Dummerweise konnte er nicht ganz bis zu seiner Wohnung fahren und mußte etwas entfernt parken. Er nahm seine Tasche aus dem Auto und ging das letzte Stück zu Fuß. Dabei dachte er an die bevorstehenden Aufgaben. Um den Alten mußte er sich auch noch kümmern. Der war wirklich eine wertvolle Hilfe gewesen. Ohne ihn wäre es ihm weit schwerer gefallen, an die Frau heranzukommen, und an ihr Wissen. Doch jetzt wurde er allmählich zu einer Bedrohung. Das konnte er nicht zulassen. Er würde etwas unternehmen müssen. Aber alles zu seiner Zeit. Zuerst war anderes wichtiger.

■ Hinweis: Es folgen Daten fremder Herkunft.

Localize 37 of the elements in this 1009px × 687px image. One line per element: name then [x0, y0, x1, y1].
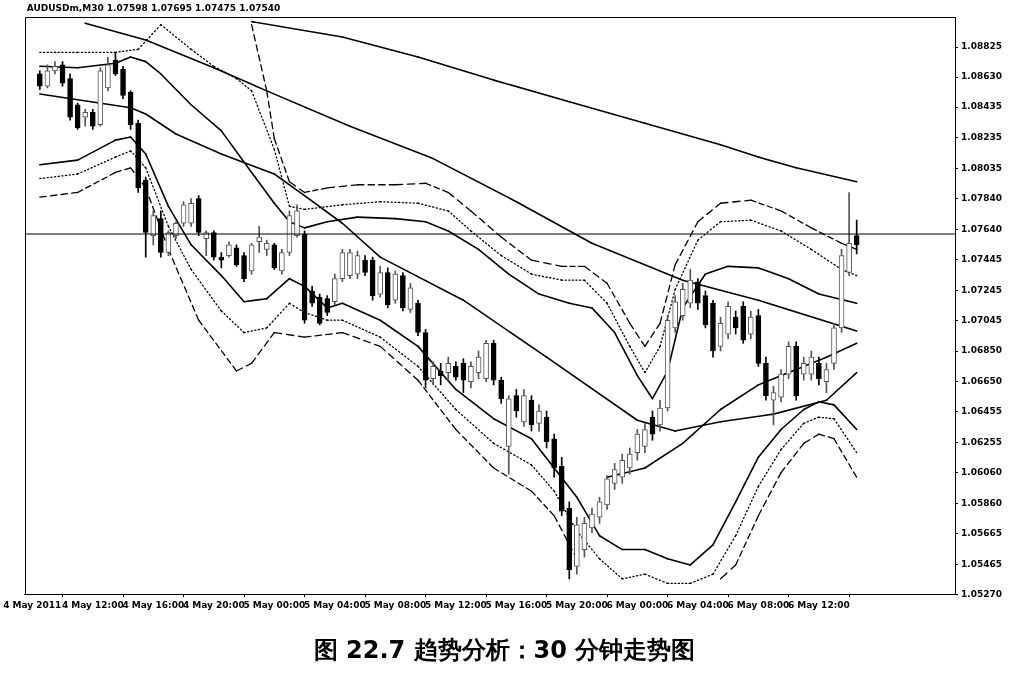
- x-tick-label: 5 May 20:00: [545, 599, 608, 610]
- y-tick-label: 1.05665: [961, 527, 1003, 538]
- candlestick: [437, 362, 444, 386]
- y-tick-label: 1.07245: [961, 284, 1003, 295]
- y-tick-label: 1.08825: [961, 41, 1003, 52]
- y-tick-label: 1.07445: [961, 253, 1003, 264]
- y-tick-label: 1.07640: [961, 223, 1003, 234]
- candlestick: [82, 109, 89, 127]
- y-tick-label: 1.05860: [961, 497, 1003, 508]
- x-tick-label: 4 May 12:00: [61, 599, 124, 610]
- y-tick-label: 1.06255: [961, 436, 1003, 447]
- x-tick-label: 5 May 16:00: [485, 599, 548, 610]
- y-tick-label: 1.06060: [961, 466, 1003, 477]
- text: AUDUSDm,M30 1.07598 1.07695 1.07475 1.07540: [26, 3, 281, 14]
- y-tick-label: 1.07045: [961, 315, 1003, 326]
- y-tick-label: 1.08630: [961, 71, 1003, 82]
- x-tick-label: 6 May 08:00: [727, 599, 790, 610]
- x-tick-label: 4 May 2011: [3, 599, 62, 610]
- y-tick-label: 1.08235: [961, 132, 1003, 143]
- x-tick-label: 5 May 00:00: [243, 599, 306, 610]
- x-tick-label: 6 May 00:00: [606, 599, 669, 610]
- y-tick-label: 1.06650: [961, 376, 1003, 387]
- x-tick-label: 5 May 12:00: [424, 599, 487, 610]
- x-tick-label: 4 May 16:00: [122, 599, 185, 610]
- text: 图 22.7 趋势分析：30 分钟走势图: [312, 635, 697, 666]
- x-tick-label: 5 May 04:00: [303, 599, 366, 610]
- y-tick-label: 1.08035: [961, 162, 1003, 173]
- y-tick-label: 1.08435: [961, 101, 1003, 112]
- y-tick-label: 1.05465: [961, 558, 1003, 569]
- x-tick-label: 6 May 12:00: [787, 599, 850, 610]
- y-tick-label: 1.06455: [961, 406, 1003, 417]
- x-tick-label: 5 May 08:00: [364, 599, 427, 610]
- y-tick-label: 1.07840: [961, 192, 1003, 203]
- y-tick-label: 1.05270: [961, 588, 1003, 599]
- y-tick-label: 1.06850: [961, 345, 1003, 356]
- x-tick-label: 6 May 04:00: [666, 599, 729, 610]
- x-tick-label: 4 May 20:00: [182, 599, 245, 610]
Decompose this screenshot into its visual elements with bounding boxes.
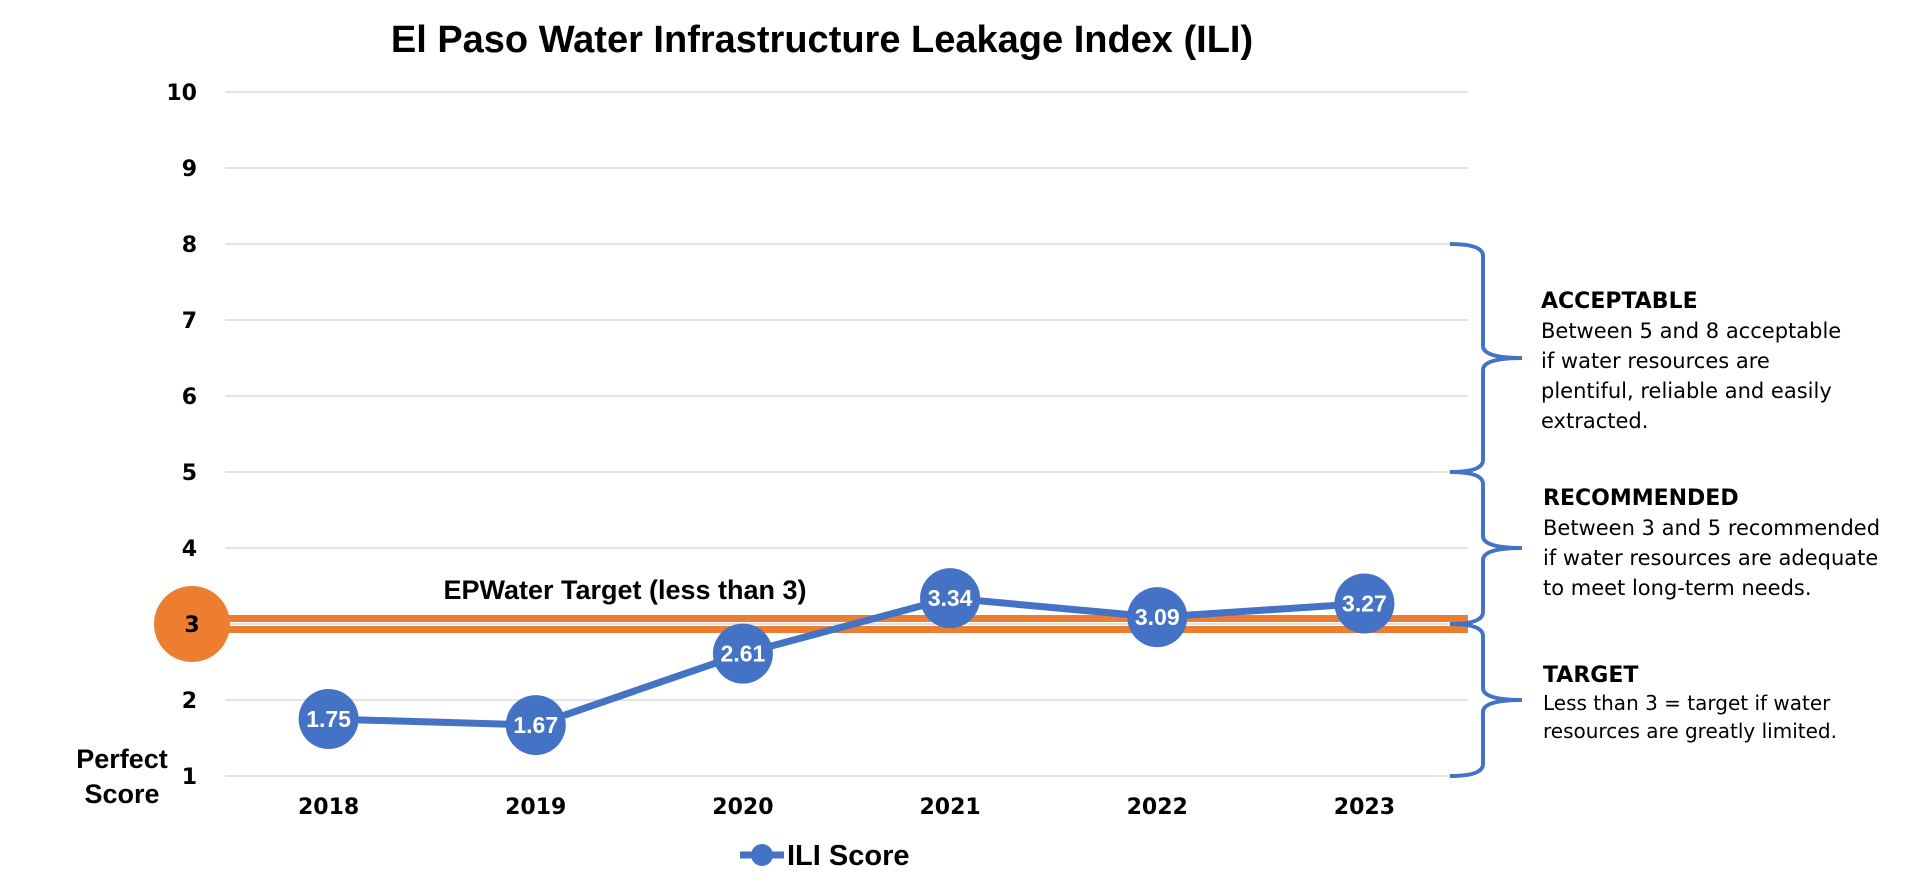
- annotation-line: if water resources are: [1541, 349, 1770, 373]
- data-label: 3.34: [928, 585, 973, 611]
- x-axis-ticks: 2018 2019 2020 2021 2022 2023: [298, 795, 1395, 820]
- annotation-heading: RECOMMENDED: [1543, 486, 1739, 511]
- annotation-line: plentiful, reliable and easily: [1541, 379, 1832, 403]
- y-tick-label: 5: [182, 461, 197, 486]
- annotation-line: if water resources are adequate: [1543, 546, 1878, 570]
- perfect-score-label: Perfect Score: [76, 744, 168, 809]
- x-tick-label: 2020: [712, 795, 773, 820]
- range-annotations: ACCEPTABLE Between 5 and 8 acceptable if w…: [1449, 242, 1880, 778]
- annotation-acceptable: ACCEPTABLE Between 5 and 8 acceptable if w…: [1541, 289, 1841, 433]
- y-tick-label: 2: [182, 689, 197, 714]
- y-tick-label: 7: [182, 309, 197, 334]
- bracket: [1449, 622, 1523, 778]
- annotation-target: TARGET Less than 3 = target if water resou…: [1543, 663, 1837, 743]
- target-band: 3 EPWater Target (less than 3): [154, 575, 1468, 662]
- data-label: 1.75: [306, 706, 351, 732]
- data-point: [298, 689, 359, 749]
- target-marker-label: 3: [184, 613, 199, 638]
- annotation-line: resources are greatly limited.: [1543, 719, 1837, 743]
- data-label: 3.09: [1135, 604, 1180, 630]
- y-tick-label: 9: [182, 157, 197, 182]
- annotation-line: extracted.: [1541, 409, 1648, 433]
- data-point: [505, 695, 566, 756]
- bracket: [1449, 470, 1523, 626]
- y-tick-label: 4: [182, 537, 197, 562]
- x-tick-label: 2022: [1127, 795, 1188, 820]
- y-tick-label: 8: [182, 233, 197, 258]
- data-label: 2.61: [721, 641, 766, 667]
- annotation-line: to meet long-term needs.: [1543, 576, 1812, 600]
- annotation-heading: TARGET: [1543, 663, 1638, 688]
- annotation-heading: ACCEPTABLE: [1541, 289, 1698, 314]
- legend-marker: [751, 844, 773, 866]
- data-point: [1334, 573, 1395, 634]
- chart-title: El Paso Water Infrastructure Leakage Ind…: [391, 19, 1253, 61]
- annotation-recommended: RECOMMENDED Between 3 and 5 recommended if…: [1543, 486, 1880, 600]
- perfect-score-line: Perfect: [76, 744, 168, 774]
- bracket: [1449, 242, 1523, 474]
- y-tick-label: 10: [166, 81, 197, 106]
- y-tick-label: 1: [182, 765, 197, 790]
- data-point: [712, 623, 773, 684]
- annotation-line: Between 3 and 5 recommended: [1543, 516, 1880, 540]
- target-line-upper: [225, 615, 1468, 622]
- y-tick-label: 6: [182, 385, 197, 410]
- annotation-line: Less than 3 = target if water: [1543, 691, 1831, 715]
- gridlines: [225, 91, 1468, 777]
- annotation-line: Between 5 and 8 acceptable: [1541, 319, 1841, 343]
- target-marker: [154, 586, 230, 662]
- series-line: [328, 594, 1365, 729]
- x-tick-label: 2019: [505, 795, 566, 820]
- x-tick-label: 2021: [919, 795, 980, 820]
- legend-label: ILI Score: [787, 840, 910, 872]
- data-label: 1.67: [513, 712, 558, 738]
- data-label: 3.27: [1342, 590, 1387, 616]
- perfect-score-line: Score: [84, 779, 159, 809]
- y-axis-ticks: 1 2 3 4 5 6 7 8 9 10: [166, 81, 197, 790]
- data-point: [1127, 587, 1188, 648]
- data-point: [920, 568, 981, 629]
- ili-series: 1.75 1.67 2.61 3.34 3.09 3.27: [298, 568, 1395, 756]
- x-tick-label: 2018: [298, 795, 359, 820]
- legend: ILI Score: [740, 840, 910, 872]
- target-line-label: EPWater Target (less than 3): [443, 575, 806, 605]
- x-tick-label: 2023: [1334, 795, 1395, 820]
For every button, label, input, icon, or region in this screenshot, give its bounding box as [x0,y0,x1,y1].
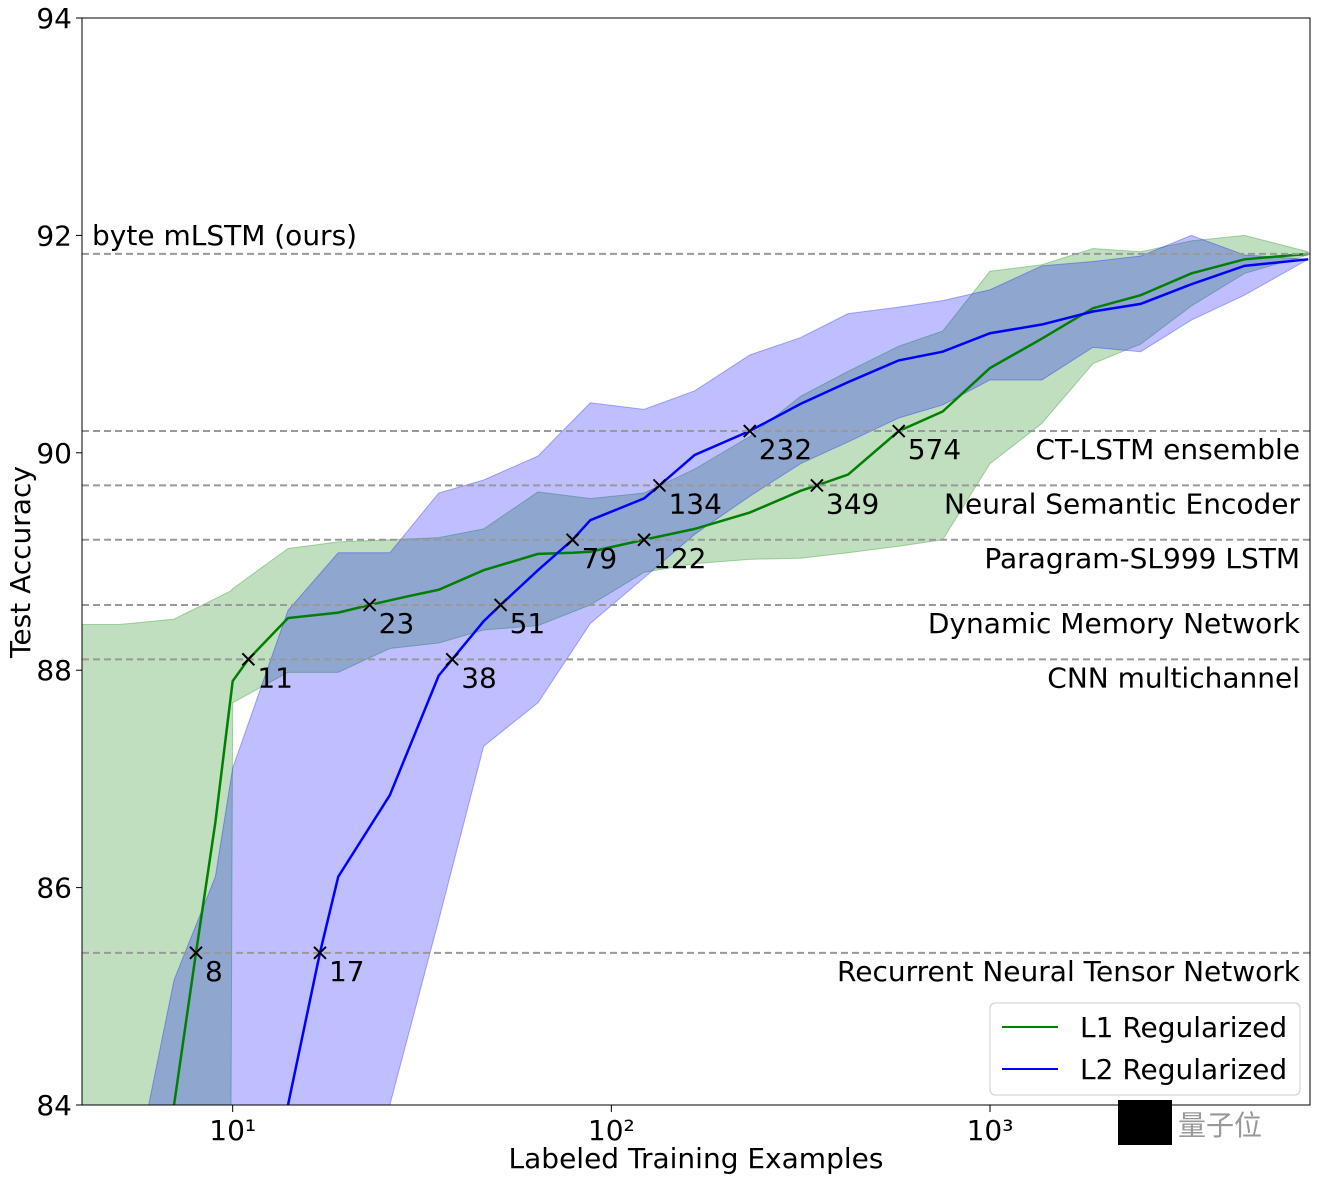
marker [637,533,651,547]
reference-label: CNN multichannel [1047,661,1300,694]
marker [810,478,824,493]
marker-label: 8 [205,955,223,988]
marker [565,533,580,547]
y-tick-label: 84 [36,1089,72,1122]
x-tick-label: 10³ [967,1114,1014,1147]
marker [313,946,327,960]
plot-frame [81,17,1311,1106]
marker [445,652,459,667]
marker-label: 38 [461,661,497,694]
marker-label: 134 [668,487,721,520]
y-tick-label: 90 [36,437,72,470]
y-axis-label: Test Accuracy [4,466,37,659]
marker-label: 11 [257,661,293,694]
marker-label: 79 [582,542,618,575]
legend-label: L2 Regularized [1080,1053,1287,1086]
marker [362,598,377,612]
confidence-band [148,234,1310,1105]
marker [652,478,667,493]
marker-label: 23 [379,607,415,640]
marker [189,946,203,960]
marker-label: 232 [759,433,812,466]
marker-label: 17 [329,955,365,988]
marker [241,652,256,667]
marker [743,424,757,438]
marker [892,424,906,438]
x-axis-label: Labeled Training Examples [509,1142,884,1175]
reference-label: Recurrent Neural Tensor Network [837,955,1301,988]
marker-label: 122 [653,542,706,575]
marker-label: 51 [510,607,546,640]
y-tick-label: 88 [36,654,72,687]
y-tick-label: 92 [36,219,72,252]
watermark: 量子位 [1178,1109,1262,1142]
legend-box [989,1002,1301,1096]
series-line [286,258,1309,1105]
x-tick-label: 10² [588,1114,635,1147]
x-tick-label: 10¹ [209,1114,256,1147]
marker-label: 349 [826,487,879,520]
watermark-icon [1118,1100,1172,1145]
y-tick-label: 94 [36,2,72,35]
marker [493,598,508,612]
reference-label: Neural Semantic Encoder [944,487,1300,520]
y-tick-label: 86 [36,872,72,905]
reference-label: CT-LSTM ensemble [1035,433,1300,466]
reference-label: Dynamic Memory Network [928,607,1301,640]
reference-label: Paragram-SL999 LSTM [984,542,1300,575]
legend-label: L1 Regularized [1080,1011,1287,1044]
marker-label: 574 [908,433,961,466]
reference-label: byte mLSTM (ours) [92,219,357,252]
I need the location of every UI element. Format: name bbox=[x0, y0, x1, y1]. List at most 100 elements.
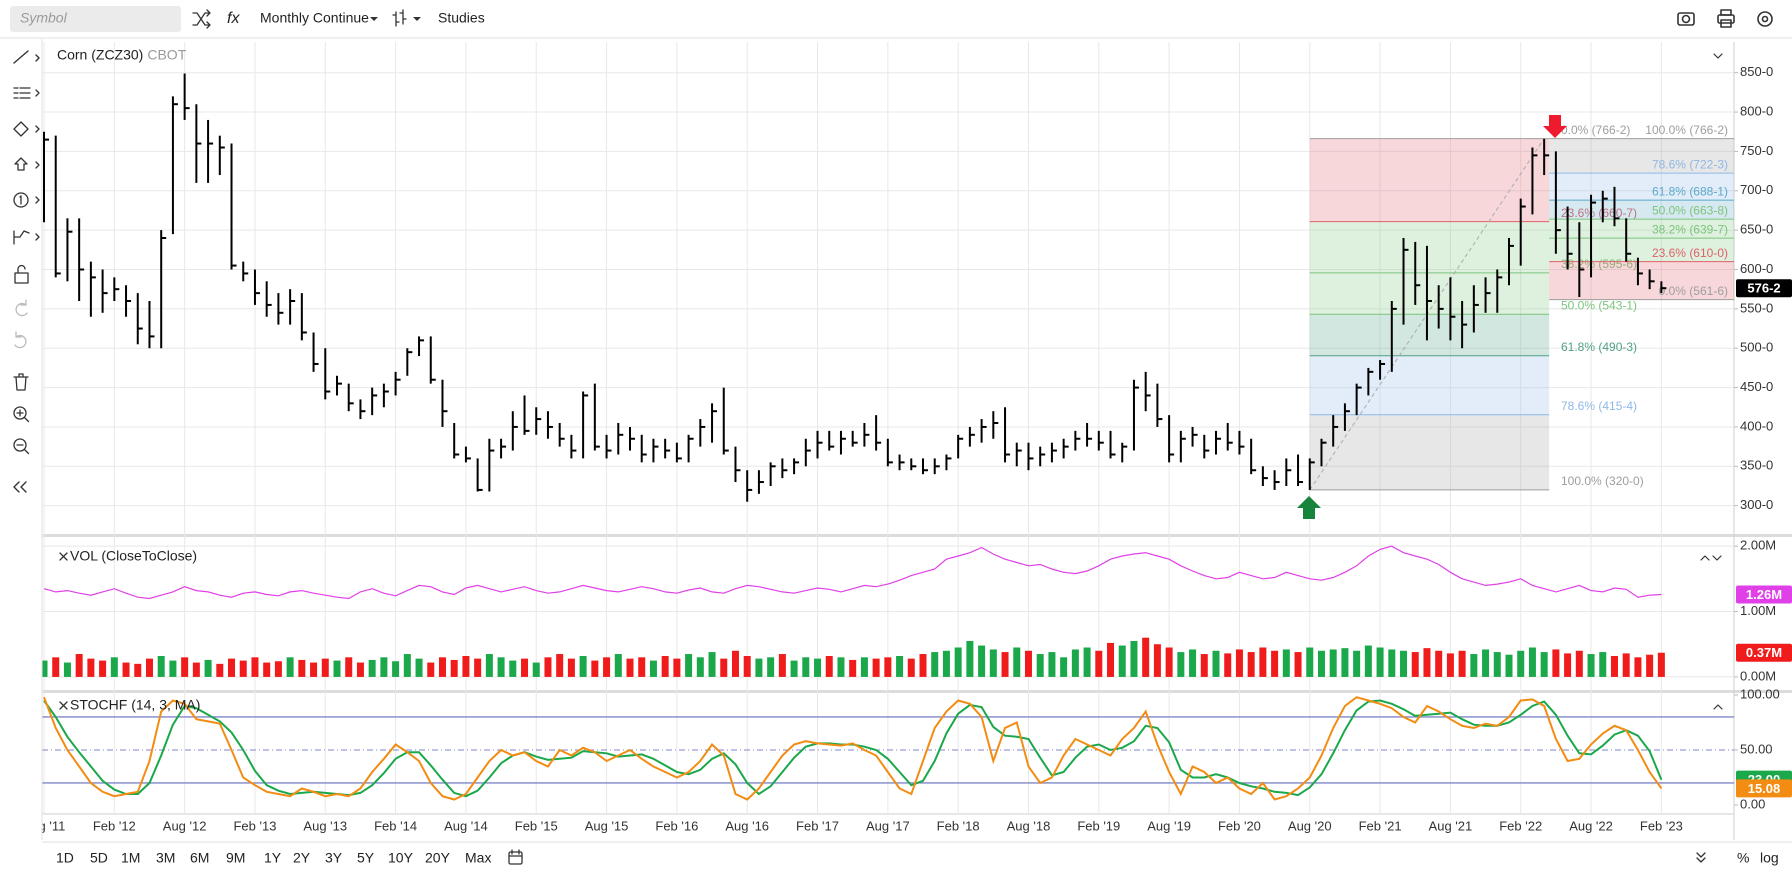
volume-bar bbox=[1364, 645, 1372, 677]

Zuhause packte er rasch die Lebensmittel weg und setzte sich dann wieder an den Tisch. Er schob die schon beschriebenen Papierstücke beiseite und legte ein leeres Blatt vor sich hin. Schraubte den altmodischen Füller auf und begann mit der Arbeit.
Wieder und wieder setzte er die Unterschrift auf das Papier, zuerst langsam und überlegt, immer mit einem Auge auf dem Original. Nach einer Weile, als er sich dem Vorbild wieder angenähert hatte, wurde seine Hand jedoch zunehmend zügiger.
Drei weitere vollgeschriebene Seiten später war er endlich zufrieden. Die letzten zehn Unterschriften wirkten allesamt akzeptabel. Das mußte jetzt reichen. Gerne hätte er noch länger geübt, aber die Zeit drängte.
Er nahm ein anderes schon vorbereitetes Blatt zur Hand. Als Überschrift stand da 'Bankvollmacht'. Schwungvoll setzte er den Schriftzug auf das Papier: Horst Wagner.
Kritisch betrachtete er das Ergebnis. Verglich es mehrfach mit dem Original. Ja, das sah gut aus. Zur Not konnte er auch noch den Paß vorlegen. Und er kannte schließlich das Kennwort.
Wohlweislich hatte er darauf bestanden, bei der Einrichtung des Schließfachs dabei zu sein. Der Journalist war nicht einmal mißtrauisch gewesen, weil er ja den Schlüssel behalten hatte. Ein kluger Schachzug. Der ihm dann doch beinahe zum Verhängnis geworden wäre. Denn das Versteck war wirklich clever ausgedacht gewesen. Auch noch den dämlichen Hund als Aufpasser einzusetzen. Alle Achtung! Zum Glück hatte die Frau ihm auf die Sprünge geholfen. Sonst wäre es schwer geworden. Aber nun war er fast am Ziel. Er goß sich ein Glas Rotwein ein und prostete sich selbst zu.

Komm, wir trinken auf die Liebe
Auf die Asche im Kamin
Auf das Geschubse und das Geschiebe
Auf dich und mich und sie und ihn

Selbstzufrieden lächelte er und griff in seine Hosentasche. Als er die Hand wieder herausholte, war sie zu einer Faust geschlossen. Er öffnete sie und präsentierte einem unsichtbaren Publikum: den Schlüssel.